WireGuard 10.0.0.1/24から10.6.0.1/24に変えた理由

数年前にWireguardのアドレス帯を10.0.0.1/24から10.6.0.1/24に変えた理由をご紹介します。特に天地を揺るがすような理由があったというわけではなく、「ただ単に競合した」という話です。しかしながら当時右も左も分からなかった自分にとっては難しかったのです。

状況

当時は、Dockerでいくつかのサービスをコンテナ運用できるようになった頃で、次はWireGuardを使って開放ポートだらけの自宅とサーバーをWireGuardで繋ぎサーバーを受付け役になってもらい、家のポートは閉じてしまおうと考えていました。

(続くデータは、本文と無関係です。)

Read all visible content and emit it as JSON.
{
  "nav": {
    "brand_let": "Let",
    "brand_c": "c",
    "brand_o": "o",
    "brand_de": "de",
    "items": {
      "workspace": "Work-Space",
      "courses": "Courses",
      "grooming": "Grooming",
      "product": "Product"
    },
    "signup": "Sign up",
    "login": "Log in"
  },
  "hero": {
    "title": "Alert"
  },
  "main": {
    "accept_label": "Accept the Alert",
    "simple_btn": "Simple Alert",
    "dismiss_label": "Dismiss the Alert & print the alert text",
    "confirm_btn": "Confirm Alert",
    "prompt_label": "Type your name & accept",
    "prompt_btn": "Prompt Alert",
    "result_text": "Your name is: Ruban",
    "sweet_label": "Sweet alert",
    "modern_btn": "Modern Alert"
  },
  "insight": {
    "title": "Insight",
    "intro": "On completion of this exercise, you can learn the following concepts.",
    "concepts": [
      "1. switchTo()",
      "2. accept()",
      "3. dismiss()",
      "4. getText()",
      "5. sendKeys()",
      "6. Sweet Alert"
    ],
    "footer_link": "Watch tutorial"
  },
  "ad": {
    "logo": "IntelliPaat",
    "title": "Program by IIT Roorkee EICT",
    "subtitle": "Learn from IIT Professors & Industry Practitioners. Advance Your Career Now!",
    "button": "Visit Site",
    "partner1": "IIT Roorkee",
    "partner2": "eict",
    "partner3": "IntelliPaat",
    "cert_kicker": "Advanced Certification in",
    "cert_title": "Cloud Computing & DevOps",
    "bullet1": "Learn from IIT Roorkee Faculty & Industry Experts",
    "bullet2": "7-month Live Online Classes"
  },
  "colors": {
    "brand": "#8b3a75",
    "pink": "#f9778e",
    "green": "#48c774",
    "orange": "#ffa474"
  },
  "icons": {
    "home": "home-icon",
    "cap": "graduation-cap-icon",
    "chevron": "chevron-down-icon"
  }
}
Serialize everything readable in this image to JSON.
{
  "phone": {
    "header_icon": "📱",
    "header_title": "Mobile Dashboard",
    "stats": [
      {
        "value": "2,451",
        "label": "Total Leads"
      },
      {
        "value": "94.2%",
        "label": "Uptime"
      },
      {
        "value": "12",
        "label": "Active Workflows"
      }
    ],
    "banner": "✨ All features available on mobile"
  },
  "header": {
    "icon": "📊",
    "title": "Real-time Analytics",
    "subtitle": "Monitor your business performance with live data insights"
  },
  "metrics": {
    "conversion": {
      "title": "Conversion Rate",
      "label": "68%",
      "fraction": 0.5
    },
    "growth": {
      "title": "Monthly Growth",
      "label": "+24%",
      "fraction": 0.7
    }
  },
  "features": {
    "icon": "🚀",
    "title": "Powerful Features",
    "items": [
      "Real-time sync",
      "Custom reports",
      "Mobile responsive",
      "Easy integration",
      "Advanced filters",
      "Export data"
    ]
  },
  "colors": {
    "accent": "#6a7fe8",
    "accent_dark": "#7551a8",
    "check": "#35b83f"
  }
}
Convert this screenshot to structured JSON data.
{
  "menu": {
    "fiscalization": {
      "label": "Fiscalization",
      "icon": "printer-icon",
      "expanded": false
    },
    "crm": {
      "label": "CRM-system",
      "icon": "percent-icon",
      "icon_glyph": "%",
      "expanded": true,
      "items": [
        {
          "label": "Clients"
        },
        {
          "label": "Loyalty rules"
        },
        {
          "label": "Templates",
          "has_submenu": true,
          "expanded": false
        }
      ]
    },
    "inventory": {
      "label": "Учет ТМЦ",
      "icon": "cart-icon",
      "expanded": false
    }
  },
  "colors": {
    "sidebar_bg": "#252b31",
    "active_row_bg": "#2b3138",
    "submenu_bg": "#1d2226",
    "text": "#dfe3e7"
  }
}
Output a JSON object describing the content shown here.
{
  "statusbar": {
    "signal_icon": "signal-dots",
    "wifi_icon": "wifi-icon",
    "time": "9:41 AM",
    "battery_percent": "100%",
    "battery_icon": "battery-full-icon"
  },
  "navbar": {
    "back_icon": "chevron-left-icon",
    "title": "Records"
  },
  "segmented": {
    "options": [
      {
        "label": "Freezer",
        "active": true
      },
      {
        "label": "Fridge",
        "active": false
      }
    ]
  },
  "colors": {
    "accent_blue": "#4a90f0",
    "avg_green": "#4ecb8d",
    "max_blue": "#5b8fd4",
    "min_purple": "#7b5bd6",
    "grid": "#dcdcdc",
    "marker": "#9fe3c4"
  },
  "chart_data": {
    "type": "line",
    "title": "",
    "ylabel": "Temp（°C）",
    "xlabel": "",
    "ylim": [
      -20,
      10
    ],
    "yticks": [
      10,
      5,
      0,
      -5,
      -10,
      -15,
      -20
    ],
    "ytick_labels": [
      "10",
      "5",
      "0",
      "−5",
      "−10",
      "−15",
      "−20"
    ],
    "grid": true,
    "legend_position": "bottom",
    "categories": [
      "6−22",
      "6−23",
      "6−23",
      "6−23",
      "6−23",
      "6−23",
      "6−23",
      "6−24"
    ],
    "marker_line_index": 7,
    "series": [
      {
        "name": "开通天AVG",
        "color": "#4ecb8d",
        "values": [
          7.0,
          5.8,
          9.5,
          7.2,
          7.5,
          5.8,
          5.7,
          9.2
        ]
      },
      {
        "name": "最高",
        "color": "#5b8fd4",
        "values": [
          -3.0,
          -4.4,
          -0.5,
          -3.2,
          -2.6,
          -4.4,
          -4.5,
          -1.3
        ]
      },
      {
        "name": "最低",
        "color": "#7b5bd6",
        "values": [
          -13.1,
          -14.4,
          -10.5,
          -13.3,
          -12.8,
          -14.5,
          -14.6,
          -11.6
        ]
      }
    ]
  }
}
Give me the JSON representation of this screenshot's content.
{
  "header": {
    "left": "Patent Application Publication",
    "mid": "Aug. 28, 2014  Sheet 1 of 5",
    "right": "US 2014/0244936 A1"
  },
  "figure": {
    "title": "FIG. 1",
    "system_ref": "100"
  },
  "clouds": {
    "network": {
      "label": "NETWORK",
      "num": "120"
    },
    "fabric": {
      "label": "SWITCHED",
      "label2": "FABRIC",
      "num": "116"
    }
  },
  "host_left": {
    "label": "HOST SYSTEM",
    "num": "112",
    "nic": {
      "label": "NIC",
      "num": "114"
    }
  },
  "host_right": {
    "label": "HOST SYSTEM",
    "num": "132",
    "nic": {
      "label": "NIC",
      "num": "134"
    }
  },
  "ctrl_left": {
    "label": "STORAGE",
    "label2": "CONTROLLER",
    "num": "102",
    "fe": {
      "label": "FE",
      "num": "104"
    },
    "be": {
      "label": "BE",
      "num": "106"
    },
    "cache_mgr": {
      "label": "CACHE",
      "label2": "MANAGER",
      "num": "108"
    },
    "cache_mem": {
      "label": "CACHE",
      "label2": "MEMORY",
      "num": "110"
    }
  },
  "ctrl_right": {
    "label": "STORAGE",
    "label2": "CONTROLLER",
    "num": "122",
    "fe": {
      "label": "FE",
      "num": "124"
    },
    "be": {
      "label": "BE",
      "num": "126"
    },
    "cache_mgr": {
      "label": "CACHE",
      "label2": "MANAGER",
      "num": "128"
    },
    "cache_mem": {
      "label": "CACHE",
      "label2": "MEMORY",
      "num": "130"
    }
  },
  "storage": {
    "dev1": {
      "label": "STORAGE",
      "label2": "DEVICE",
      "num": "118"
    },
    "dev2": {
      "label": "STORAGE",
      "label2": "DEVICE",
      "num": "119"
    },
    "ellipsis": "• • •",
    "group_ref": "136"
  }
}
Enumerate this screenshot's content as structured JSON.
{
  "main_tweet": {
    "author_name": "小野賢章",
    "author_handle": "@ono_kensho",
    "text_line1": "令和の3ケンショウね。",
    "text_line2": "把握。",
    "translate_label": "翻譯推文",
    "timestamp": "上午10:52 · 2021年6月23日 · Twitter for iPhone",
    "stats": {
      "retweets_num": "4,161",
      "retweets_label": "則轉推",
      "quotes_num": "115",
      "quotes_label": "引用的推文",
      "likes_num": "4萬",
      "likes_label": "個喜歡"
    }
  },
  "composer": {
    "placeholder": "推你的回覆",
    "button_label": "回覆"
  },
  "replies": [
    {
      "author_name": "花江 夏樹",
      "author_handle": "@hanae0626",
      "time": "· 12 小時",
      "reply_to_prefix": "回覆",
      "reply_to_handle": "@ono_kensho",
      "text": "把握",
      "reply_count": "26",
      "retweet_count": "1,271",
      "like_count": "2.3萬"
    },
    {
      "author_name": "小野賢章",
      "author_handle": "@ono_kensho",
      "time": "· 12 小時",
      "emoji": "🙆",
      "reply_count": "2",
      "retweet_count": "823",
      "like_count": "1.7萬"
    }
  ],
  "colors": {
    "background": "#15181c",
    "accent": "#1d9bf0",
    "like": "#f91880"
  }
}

早速構築が完了し、クライアントから接続すると接続は完了している(ようにも見える)にもかかわらず、どうも通信ができない。PINGが通らない..。もちろんSSHも通りません。よく分からないのが一番嫌なやつです。

疑ったことと原因

色々疑いました。

サーバーがVPS非対応?
ポートが空いていない?
設定ファイルの書き方ミス?
(UDPだから)何かよからぬ力で通信のほとんどが経路に抜け落ち?

答えはもっと単純でした。「別ソフトとの競合」でした。

ip aをしたところ、10.0.0.xが二つあるではありませんか。1つはWireguard、もう1つは習得したばかりのDocker。
Docker側のアドレスを変えても良かったのですが、なんとなく面倒だったのでWireguardの方を変えることにしました。

[Interface]
Address = 10.0.0.1/24 →Address = 10.6.0.1/24 
ListenPort = <WG_PORT>
PrivateKey = <SERVER_PRIVATE_KEY>

[Peer]
PublicKey = <PEER_PUBLIC_KEY>
AllowedIPs = <PEER_WG_IP>/32

クライアント側・サーバー側それぞれの設定で、[Interface] の Address には 10.6.0.0/24 のサブネット内に属するホストアドレスを指定します。
具体的には、サーバーは 10.6.0.1/24、クライアントは 10.6.0.2/24 のように、同一サブネット内で重複しないアドレスを割り当てます。


差し替えが完了したらサーバ側でwg-quick down && wg-quick upを実行し、Wireguardの再起動をかけます。
これで、WireGuard が利用するVPN内のアドレス帯(サブネット)を 10.0.0.1/24 から 10.6.0.1/24 へ移せます。

考察

WireGuard のハンドシェイクは UDPで接続なので相手(エンドポイント)に到達できるかが主眼です。
一方、ping 10.x.x.xssh 10.x.x.x は トンネル内(wg0 に載せる)L3 ルーティングが正しく成立している必要があります。
つまり UDP到達性がOKでも、ローカルOSのルーティングが壊れていれば通信が混線することで詰まってしまうという現象が起きると考えられます。

まとめ

「とりあえず10.0.0.0/24でいいだろう」と決めたのが今回の遠回りの原因でした。WireGuardは正しく動いていたのに、ネットワーク設計でつまずいていたわけです。
この一件で、ネットワーク上での「競合」という言葉を覚えました。レベルアップです。

最近はwireguardでマスクをかけたり、拠点間繋いだり上手に扱えるようになってきています。高速でセキュアなWireguard、上手に使っていきたいと思います。